Особа прищурилась так, будто Рустэм окончательно спятил, а он пальцем погладил ее по щечке.
— И вот еще: после тебя повсюду остаются шерсть и песок. Песку ужас сколько. Откуда он берется? Ты что, не моешься? Тебе не стыдно?
— На песок ей наплевать, — сказала Лейла, не менее томно раскинувшаяся на кровати. — Все равно кто-нибудь подметет. — Она закинула в рот кусочек розового лукума. — Меня смех разбирает, как вспомню, что ты ужасно не хотел ее брать, увозя меня из Стамбула. Не забуду твое лицо, когда ты говорил: «Насчет кошки уговору не было». — Лейла захихикала, сморщив носик, что Рустэм находил очаровательным.
— Теперь мы с Памук крепко подружились, — сказал он. — Она не слопала мою куропатку, и с ней очень приятно беседовать.
— Ты ее любишь больше меня. — Лейла надула губки и перевернулась на живот. Болтая ногами, она кокетливо улыбнулась и облизала сладкие пальцы.
— Вы не сильно отличаетесь, — заметил Рустэм. — Обе жуткие бездельницы и обе полнеете.
— Памук не совсем бездельница! По ночам она ходит драться и мяукать с подругами. Я гораздо ленивее.
— И, похоже, этим гордишься.
— Я долго трудилась, чтобы стать такой ленивой. Ночью я не могу драться и мяукать — хозяин хочет, чтобы я лежала рядом. А я уже устала от беспрестанного валянья. И разве тебе не нравится, что я пухленькая? Думаешь, я столько ем ради собственного удовольствия?
— Конечно. Но ты мне нравишься полненькой.
— Больше радости? — сладострастно улыбнулась Лейла.
— Больше. — Рустэм пригладил усы. — Почему у Памук ни разу не было котят?
— Так распорядился Господь. Я и сама не беременею, не знаю почему. Будь мы женаты, ты бы со мной развелся.

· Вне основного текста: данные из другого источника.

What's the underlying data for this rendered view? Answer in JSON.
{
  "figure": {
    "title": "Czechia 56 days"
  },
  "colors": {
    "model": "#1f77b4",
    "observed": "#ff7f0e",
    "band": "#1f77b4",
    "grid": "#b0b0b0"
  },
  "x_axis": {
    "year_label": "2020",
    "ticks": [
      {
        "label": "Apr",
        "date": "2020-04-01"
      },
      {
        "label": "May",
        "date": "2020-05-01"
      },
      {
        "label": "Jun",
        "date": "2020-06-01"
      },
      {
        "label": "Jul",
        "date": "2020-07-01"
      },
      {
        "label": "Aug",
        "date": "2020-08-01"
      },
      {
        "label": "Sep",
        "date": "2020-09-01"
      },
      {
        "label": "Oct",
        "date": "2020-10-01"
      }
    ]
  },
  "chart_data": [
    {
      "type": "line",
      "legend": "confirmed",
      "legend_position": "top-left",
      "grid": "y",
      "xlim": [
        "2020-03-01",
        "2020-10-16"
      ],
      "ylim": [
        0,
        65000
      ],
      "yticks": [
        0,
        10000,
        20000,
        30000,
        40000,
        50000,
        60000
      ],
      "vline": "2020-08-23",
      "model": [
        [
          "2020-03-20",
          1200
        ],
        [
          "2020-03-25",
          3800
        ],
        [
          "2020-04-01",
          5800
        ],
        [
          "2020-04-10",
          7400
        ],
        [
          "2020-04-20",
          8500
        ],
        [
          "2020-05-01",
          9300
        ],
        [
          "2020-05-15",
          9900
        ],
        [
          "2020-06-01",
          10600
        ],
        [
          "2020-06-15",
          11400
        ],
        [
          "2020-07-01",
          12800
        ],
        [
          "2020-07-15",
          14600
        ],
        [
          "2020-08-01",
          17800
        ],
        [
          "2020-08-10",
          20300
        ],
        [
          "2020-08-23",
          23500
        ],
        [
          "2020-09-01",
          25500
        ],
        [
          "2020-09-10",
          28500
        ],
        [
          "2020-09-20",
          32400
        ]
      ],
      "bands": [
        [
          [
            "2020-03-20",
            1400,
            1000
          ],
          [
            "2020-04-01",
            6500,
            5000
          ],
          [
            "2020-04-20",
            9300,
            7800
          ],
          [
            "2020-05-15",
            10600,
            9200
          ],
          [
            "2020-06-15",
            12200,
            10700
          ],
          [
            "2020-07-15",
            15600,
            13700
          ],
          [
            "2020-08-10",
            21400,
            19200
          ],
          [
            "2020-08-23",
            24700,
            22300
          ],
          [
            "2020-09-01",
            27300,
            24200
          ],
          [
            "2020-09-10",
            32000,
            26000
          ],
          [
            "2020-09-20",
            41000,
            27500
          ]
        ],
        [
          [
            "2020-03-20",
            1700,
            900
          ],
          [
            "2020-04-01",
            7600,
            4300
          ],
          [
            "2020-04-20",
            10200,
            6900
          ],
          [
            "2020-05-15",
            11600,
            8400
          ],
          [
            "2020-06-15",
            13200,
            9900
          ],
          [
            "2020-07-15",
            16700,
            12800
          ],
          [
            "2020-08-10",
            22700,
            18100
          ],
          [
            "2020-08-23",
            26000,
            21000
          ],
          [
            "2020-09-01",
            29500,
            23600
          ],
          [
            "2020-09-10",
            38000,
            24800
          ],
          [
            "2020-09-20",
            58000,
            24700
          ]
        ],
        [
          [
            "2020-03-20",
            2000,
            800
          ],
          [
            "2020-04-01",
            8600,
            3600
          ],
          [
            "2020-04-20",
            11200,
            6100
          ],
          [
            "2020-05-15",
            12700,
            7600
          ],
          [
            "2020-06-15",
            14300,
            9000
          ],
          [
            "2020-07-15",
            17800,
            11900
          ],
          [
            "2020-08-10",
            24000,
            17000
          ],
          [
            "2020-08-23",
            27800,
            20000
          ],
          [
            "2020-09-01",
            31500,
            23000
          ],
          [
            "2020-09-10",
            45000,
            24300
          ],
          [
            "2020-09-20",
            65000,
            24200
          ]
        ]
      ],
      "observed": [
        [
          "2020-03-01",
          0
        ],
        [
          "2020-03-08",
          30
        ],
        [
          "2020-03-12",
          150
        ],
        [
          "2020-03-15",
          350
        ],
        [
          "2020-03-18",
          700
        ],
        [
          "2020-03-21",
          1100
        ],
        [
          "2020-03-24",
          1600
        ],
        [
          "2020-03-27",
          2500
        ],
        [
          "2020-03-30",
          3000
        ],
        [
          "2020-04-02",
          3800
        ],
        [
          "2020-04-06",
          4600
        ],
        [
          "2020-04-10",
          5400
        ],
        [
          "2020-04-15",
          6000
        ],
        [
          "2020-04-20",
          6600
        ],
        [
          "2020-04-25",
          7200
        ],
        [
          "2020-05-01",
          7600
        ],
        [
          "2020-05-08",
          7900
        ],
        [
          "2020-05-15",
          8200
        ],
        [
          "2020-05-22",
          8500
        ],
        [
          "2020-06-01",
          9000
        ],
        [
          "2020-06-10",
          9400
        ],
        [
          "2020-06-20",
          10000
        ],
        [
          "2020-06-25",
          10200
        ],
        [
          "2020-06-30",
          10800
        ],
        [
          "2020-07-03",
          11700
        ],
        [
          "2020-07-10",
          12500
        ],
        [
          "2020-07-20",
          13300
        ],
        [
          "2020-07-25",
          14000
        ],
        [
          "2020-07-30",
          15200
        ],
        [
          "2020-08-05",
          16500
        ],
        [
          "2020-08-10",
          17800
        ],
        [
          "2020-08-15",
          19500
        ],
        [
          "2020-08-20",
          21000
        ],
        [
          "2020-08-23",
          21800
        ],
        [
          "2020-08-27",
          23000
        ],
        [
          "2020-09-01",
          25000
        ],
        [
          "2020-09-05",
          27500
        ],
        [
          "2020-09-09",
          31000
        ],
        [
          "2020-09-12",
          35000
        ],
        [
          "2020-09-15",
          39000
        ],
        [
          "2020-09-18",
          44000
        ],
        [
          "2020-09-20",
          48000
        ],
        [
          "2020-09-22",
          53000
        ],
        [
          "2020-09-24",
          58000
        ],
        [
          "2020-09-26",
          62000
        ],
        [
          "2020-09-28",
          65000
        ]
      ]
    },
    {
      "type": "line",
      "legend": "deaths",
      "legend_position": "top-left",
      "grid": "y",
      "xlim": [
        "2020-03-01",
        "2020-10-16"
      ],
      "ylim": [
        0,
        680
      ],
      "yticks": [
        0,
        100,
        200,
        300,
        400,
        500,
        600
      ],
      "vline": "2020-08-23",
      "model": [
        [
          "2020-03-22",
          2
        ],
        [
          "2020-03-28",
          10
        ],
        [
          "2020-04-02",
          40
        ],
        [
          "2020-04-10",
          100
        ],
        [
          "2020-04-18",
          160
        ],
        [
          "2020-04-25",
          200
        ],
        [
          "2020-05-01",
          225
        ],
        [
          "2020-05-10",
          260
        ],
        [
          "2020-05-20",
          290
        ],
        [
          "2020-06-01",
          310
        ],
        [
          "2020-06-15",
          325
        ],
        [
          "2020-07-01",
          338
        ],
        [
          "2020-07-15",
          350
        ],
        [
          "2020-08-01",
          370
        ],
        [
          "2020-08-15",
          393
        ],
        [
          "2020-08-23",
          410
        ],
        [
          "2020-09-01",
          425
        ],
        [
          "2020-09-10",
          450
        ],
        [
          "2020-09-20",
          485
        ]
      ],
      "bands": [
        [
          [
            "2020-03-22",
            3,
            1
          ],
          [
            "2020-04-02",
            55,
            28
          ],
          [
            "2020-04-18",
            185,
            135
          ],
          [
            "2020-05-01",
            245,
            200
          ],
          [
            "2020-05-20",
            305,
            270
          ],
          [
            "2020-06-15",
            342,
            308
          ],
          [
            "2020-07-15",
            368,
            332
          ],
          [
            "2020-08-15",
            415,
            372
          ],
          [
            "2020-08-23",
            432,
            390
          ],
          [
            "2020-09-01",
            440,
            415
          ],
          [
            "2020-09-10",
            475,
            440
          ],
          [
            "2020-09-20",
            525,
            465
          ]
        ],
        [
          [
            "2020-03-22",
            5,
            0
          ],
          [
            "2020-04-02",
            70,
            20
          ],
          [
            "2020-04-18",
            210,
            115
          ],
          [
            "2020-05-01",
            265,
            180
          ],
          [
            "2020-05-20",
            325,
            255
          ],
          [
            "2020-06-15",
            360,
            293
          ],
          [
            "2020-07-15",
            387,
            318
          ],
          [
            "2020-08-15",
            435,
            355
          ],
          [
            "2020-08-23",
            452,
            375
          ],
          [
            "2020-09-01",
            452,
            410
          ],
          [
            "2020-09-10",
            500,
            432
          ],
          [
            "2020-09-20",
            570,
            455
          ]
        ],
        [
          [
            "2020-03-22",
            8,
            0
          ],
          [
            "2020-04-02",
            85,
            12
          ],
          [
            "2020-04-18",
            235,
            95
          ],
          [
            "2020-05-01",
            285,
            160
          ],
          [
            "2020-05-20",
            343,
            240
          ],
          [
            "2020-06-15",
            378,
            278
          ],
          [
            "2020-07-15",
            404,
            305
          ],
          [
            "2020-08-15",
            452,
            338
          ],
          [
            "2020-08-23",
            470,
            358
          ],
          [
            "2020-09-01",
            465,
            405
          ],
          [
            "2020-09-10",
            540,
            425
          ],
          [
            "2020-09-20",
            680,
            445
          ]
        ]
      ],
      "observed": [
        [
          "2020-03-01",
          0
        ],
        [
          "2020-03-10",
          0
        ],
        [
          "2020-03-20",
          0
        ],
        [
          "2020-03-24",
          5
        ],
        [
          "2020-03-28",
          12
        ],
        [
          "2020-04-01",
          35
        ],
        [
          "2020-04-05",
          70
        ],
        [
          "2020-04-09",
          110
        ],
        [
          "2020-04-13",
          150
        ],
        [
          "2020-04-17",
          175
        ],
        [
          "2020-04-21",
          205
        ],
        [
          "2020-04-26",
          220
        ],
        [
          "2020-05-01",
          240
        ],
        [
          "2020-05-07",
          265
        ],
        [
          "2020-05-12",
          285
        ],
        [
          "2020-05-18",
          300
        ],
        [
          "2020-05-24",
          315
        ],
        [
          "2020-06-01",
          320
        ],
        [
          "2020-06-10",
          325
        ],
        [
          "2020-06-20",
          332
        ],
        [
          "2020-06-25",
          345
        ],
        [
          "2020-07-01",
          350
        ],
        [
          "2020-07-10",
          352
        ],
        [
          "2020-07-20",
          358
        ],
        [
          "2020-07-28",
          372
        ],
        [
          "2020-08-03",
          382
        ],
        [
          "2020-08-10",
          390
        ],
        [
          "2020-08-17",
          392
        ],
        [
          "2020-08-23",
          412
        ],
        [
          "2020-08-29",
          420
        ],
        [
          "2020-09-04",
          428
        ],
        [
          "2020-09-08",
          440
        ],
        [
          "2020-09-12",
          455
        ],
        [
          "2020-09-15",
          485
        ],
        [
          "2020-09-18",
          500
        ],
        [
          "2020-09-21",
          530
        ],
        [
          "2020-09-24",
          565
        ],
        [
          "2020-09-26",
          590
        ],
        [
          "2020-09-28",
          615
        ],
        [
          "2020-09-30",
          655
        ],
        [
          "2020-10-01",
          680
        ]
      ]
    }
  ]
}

— Филотея ушла? — спросил Рустэм-бей. Лейла кивнула, и он, присев на кровать, погладил ее по щеке, совсем как кошку. — Я хочу кое о чем спросить.
— Да?
— Меня это уже давно занимает, да все как-то не мог собраться.
— Что?
— Когда мы вдвоем… ночью… — Рустэм смущенно улыбнулся. — Ты произносишь слова… ну когда мы… понимаешь?
— Вместе?
— Да. Когда мы в наслаждении.
— Какие слова?.
— Что-то похоже на «с’агапо» и «агапи му»[49].
— Неужели?
— Да. Что это значит?
— Что значит? Ничего.
— Ничего?
— Просто словечки… ласка… оттого, что мне радостно. — Лейла запуталась и смутилась. Она чувствовала, что краснеет, и от этого зарделась еще сильнее. Мысли лихорадочно метались в поиске объяснения.
— На каком это языке? — спросил Рустэм-бей.
— На каком языке?
— Да. — И тут Рустэм невольно спас ее: — Мне казалось, это по-черкесски.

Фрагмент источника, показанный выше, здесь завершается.